Underwater Power Generator can Autonomously Switch Between Two Functional Modes

Underwater vehicles, detectors, and diving robots need their own supply of energy to run for extended periods autonomous of ships. A new, economical system for the direct electrochemical extraction of energy from seawater delivers the benefit of also being able to endure short spikes in power demand, while preserving longer term steady power. To achieve that, the system can independently switch between two modes of operation, as scientists state in the journal Angewandte Chemie.

Charting submarine landforms, temperatures, and currents, and checking and repairing pipelines and deep-sea cables are some of the few examples of tasks performed autonomously by underwater devices deep in the ocean. Under these tough conditions, the challenge for power generators is to generate both a high energy density (long run time with standard power use) and high power density (short-term high current flow) for tasks such as fast movement or action of a gripper.

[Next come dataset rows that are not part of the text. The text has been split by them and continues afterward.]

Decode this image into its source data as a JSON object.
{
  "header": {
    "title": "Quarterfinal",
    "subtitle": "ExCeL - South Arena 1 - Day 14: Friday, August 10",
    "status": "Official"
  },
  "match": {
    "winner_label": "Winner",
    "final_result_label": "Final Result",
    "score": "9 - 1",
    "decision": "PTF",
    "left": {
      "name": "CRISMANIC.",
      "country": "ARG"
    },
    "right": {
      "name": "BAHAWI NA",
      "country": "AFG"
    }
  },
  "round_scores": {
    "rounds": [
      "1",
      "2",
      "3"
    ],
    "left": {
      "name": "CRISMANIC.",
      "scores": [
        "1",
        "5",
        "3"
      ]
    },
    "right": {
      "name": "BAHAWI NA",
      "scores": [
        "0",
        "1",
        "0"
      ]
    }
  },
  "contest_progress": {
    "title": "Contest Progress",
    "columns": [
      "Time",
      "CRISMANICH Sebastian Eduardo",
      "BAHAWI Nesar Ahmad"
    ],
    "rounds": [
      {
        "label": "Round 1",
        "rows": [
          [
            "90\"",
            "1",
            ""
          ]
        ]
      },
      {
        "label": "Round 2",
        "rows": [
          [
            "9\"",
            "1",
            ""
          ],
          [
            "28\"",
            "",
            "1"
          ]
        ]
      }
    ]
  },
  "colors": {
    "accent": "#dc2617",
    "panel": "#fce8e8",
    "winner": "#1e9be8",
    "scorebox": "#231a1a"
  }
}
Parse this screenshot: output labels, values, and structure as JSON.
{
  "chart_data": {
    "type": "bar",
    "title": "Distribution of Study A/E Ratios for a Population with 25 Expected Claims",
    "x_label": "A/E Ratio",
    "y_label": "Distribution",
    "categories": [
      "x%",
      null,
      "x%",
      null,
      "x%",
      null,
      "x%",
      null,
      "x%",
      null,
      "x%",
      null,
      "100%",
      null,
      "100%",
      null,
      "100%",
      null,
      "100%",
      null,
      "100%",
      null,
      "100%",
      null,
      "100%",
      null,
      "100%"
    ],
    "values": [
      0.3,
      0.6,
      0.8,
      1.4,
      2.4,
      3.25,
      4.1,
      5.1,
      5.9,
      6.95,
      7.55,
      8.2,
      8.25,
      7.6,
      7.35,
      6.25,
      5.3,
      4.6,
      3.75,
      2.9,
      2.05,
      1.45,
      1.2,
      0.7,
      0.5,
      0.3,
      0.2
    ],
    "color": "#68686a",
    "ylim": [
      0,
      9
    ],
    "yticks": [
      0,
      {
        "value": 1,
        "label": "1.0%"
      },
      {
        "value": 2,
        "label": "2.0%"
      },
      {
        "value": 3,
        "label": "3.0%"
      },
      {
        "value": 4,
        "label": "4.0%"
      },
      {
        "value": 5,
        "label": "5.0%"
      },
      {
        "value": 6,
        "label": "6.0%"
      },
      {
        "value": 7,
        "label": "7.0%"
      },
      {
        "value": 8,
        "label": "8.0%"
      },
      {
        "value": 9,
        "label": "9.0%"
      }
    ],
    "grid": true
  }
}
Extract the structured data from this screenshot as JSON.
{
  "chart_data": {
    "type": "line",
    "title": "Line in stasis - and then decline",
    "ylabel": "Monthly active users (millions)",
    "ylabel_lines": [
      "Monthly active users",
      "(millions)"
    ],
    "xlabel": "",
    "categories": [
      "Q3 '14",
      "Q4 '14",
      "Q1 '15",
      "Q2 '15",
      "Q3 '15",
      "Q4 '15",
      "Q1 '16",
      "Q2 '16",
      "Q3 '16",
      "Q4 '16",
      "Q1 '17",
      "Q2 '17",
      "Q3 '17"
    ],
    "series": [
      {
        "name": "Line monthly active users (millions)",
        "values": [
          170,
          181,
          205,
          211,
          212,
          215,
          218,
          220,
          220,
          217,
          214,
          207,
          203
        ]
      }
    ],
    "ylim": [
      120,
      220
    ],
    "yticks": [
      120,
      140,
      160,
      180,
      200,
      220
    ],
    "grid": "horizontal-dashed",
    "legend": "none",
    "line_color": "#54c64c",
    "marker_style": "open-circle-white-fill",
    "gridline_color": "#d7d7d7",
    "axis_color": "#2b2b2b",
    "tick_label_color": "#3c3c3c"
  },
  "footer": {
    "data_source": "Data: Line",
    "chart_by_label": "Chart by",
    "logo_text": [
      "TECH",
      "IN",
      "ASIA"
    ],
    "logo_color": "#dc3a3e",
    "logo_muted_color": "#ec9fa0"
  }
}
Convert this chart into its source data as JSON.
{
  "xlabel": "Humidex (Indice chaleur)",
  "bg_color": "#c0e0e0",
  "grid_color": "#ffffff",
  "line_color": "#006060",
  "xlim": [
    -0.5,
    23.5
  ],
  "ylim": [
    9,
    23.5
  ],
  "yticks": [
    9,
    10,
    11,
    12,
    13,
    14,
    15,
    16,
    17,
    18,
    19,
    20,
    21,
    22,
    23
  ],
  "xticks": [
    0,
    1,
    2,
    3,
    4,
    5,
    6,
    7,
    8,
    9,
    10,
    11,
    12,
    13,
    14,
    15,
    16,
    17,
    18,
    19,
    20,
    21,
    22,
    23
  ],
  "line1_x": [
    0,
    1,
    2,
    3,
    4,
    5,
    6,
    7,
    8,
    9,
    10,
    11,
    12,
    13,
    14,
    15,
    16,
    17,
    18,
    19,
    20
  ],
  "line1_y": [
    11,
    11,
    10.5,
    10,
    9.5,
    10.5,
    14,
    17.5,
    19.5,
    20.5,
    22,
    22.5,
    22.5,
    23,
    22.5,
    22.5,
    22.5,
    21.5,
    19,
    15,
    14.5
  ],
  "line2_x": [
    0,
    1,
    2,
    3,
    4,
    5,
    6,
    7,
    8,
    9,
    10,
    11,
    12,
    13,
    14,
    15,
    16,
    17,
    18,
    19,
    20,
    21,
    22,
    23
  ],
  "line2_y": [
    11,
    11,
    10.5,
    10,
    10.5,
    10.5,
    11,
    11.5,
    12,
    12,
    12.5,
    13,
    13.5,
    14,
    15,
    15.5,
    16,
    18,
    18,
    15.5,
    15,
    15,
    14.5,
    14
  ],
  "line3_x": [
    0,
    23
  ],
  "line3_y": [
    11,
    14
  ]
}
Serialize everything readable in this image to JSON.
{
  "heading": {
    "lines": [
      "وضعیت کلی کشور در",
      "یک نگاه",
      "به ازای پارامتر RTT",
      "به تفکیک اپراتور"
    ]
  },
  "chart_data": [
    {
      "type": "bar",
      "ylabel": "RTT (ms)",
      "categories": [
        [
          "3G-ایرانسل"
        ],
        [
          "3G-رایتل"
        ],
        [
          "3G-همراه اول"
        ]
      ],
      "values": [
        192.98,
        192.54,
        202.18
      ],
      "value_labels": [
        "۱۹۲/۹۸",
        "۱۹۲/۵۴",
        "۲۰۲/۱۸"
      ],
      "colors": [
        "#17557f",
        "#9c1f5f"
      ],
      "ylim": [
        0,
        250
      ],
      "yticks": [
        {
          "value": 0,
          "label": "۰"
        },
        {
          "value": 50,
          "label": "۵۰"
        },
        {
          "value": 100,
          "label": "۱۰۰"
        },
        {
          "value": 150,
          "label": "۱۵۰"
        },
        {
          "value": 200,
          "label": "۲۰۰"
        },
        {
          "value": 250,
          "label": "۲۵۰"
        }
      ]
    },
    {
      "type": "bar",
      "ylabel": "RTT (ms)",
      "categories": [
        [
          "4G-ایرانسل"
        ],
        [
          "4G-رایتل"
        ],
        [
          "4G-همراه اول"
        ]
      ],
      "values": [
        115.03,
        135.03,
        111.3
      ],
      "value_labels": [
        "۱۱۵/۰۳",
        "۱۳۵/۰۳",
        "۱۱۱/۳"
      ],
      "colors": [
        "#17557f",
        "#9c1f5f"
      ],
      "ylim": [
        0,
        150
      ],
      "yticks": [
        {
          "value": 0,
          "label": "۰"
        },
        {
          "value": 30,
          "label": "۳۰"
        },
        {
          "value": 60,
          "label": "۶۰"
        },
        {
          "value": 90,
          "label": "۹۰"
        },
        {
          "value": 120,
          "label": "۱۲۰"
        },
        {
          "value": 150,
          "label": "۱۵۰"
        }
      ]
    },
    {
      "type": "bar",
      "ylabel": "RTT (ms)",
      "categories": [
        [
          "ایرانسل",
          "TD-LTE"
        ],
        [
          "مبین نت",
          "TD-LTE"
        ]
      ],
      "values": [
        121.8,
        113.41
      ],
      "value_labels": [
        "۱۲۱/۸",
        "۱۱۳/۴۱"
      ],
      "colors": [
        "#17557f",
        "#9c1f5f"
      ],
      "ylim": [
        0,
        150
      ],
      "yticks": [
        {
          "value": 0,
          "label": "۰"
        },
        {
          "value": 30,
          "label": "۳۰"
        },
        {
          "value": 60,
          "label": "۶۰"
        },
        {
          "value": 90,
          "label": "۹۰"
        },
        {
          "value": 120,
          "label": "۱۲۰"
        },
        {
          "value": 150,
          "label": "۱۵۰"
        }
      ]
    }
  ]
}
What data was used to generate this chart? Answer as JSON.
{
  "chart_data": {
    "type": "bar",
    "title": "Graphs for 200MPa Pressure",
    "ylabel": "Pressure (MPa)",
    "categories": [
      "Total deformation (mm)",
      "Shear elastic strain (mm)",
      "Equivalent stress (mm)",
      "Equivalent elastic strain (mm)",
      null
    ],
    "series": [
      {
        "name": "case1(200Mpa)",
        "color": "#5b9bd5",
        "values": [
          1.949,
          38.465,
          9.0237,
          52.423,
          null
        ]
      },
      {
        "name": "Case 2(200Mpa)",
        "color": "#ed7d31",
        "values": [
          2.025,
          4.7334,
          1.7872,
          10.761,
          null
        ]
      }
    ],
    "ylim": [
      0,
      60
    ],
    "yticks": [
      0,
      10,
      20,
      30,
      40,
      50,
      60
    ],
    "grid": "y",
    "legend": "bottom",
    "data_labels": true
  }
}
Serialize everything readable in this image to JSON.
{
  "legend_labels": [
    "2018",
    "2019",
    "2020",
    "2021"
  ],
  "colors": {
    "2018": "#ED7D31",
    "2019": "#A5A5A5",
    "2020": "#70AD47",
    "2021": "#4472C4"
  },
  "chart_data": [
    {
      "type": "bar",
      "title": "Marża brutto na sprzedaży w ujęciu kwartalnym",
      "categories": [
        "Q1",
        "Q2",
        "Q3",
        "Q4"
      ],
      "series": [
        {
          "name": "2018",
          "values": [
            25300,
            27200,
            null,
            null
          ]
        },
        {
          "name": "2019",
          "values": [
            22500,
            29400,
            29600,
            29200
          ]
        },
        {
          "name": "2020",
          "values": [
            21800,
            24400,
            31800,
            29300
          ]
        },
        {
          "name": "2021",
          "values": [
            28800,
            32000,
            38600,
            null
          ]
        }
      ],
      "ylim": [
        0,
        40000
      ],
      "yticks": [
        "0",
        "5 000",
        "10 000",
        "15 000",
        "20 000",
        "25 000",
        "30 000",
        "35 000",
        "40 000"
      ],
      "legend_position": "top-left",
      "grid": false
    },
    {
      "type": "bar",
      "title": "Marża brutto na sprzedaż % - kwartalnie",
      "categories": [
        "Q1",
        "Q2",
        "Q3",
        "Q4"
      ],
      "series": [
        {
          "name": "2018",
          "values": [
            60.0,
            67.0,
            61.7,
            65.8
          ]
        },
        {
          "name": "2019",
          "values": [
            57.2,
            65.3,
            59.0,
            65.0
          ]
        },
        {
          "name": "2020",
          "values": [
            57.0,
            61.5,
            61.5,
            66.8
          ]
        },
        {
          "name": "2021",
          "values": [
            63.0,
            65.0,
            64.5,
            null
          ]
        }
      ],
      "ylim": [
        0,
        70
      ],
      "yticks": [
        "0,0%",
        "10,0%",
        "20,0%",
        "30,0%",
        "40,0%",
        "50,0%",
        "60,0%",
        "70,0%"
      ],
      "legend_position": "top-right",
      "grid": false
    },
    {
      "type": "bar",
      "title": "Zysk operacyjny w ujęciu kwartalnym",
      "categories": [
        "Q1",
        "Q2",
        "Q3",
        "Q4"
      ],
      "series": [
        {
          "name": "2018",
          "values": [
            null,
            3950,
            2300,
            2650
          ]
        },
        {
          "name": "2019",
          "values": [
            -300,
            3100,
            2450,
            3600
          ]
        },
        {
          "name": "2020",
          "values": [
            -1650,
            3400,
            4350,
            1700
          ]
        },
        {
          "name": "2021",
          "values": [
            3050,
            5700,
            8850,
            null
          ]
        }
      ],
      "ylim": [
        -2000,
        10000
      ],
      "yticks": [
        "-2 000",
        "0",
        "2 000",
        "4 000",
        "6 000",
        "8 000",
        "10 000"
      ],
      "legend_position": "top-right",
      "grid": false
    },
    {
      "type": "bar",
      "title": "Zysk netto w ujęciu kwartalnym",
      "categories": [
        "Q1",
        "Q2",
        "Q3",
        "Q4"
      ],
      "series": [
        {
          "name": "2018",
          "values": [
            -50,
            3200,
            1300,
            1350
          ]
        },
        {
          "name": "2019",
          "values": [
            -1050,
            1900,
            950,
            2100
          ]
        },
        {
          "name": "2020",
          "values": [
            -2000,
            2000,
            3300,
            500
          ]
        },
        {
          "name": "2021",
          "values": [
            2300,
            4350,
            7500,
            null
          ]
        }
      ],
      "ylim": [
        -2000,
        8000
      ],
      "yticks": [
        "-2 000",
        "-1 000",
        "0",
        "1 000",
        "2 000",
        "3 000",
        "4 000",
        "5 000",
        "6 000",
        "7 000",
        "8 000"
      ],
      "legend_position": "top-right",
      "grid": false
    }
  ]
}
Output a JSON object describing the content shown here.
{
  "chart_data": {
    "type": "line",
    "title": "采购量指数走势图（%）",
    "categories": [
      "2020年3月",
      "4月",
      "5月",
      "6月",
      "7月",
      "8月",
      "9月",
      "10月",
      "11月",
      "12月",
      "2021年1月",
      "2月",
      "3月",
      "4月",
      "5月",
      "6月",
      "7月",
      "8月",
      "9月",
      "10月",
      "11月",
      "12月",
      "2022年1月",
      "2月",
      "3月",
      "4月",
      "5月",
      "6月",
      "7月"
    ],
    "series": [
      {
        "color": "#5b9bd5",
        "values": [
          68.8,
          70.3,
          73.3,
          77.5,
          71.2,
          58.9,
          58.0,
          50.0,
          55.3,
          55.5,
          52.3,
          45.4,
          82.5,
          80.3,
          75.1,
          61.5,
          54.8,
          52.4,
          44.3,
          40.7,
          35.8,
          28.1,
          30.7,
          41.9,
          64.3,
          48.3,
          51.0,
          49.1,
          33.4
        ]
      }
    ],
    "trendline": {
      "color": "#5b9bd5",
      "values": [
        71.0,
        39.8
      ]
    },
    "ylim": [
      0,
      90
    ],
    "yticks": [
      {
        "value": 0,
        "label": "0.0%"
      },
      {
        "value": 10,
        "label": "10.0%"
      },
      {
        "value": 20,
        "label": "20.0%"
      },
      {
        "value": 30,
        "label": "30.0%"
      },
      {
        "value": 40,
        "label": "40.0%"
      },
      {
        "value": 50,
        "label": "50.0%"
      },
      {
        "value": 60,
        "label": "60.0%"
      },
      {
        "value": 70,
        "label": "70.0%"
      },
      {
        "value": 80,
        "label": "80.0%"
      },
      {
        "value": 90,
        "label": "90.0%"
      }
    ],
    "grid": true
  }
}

Liang Tang, Hu Jiang, and Ming Hu and their team from the East China Normal University in Shanghai, Shanghai University, and the Chinese Research Academy of Environmental Sciences in Beijing, China, have drawn inspiration from marine organisms that can change their cell respiration between anaerobic and aerobic modes by using various materials as electron acceptors. The scientists have engineered a new power generator that operates by the same principles.

The crucial factor to the discovery is a cathode made of Prussian blue, an open framework structure having cyanide ions as “struts” and iron ions as “nodes”, which can simply accept and discharge electrons. When integrated with a metal anode, this structure can be used to produce electricity from seawater.

If the power demand is small, the electrons flowing into the cathode are conveyed straight to dissolved oxygen. Since dissolved oxygen in seawater is inexhaustible, power at low current can supposedly be provided for unrestricted time. However, the concentration of dissolved oxygen is not high. When the power demand, and thus current, are suddenly increased, there is not sufficient oxygen at the cathode to instantly accommodate all of the incoming electrons. The Prussian blue must, thus, store these electrons by decreasing the oxidation state of the iron atoms from +3 to +2. To preserve a charge balance, positively charged sodium ions stay within the framework. Since these are present in high concentration in seawater, a number of sodium ions—and, thus, many electrons—can be absorbed in a short span of time. When the current demand slowly decelerates, electrons are shifted to oxygen once again, oxygen regenerates the framework, Fe²⁺ is oxidized to Fe³⁺, and the sodium ions leave.

This new system is very consistent in corrosive seawater and can endure frequent mode switches. It worked unceasingly for four days in its high-energy mode without any loss of power. The high-power mode could supply 39 light-emitting diodes and a propeller.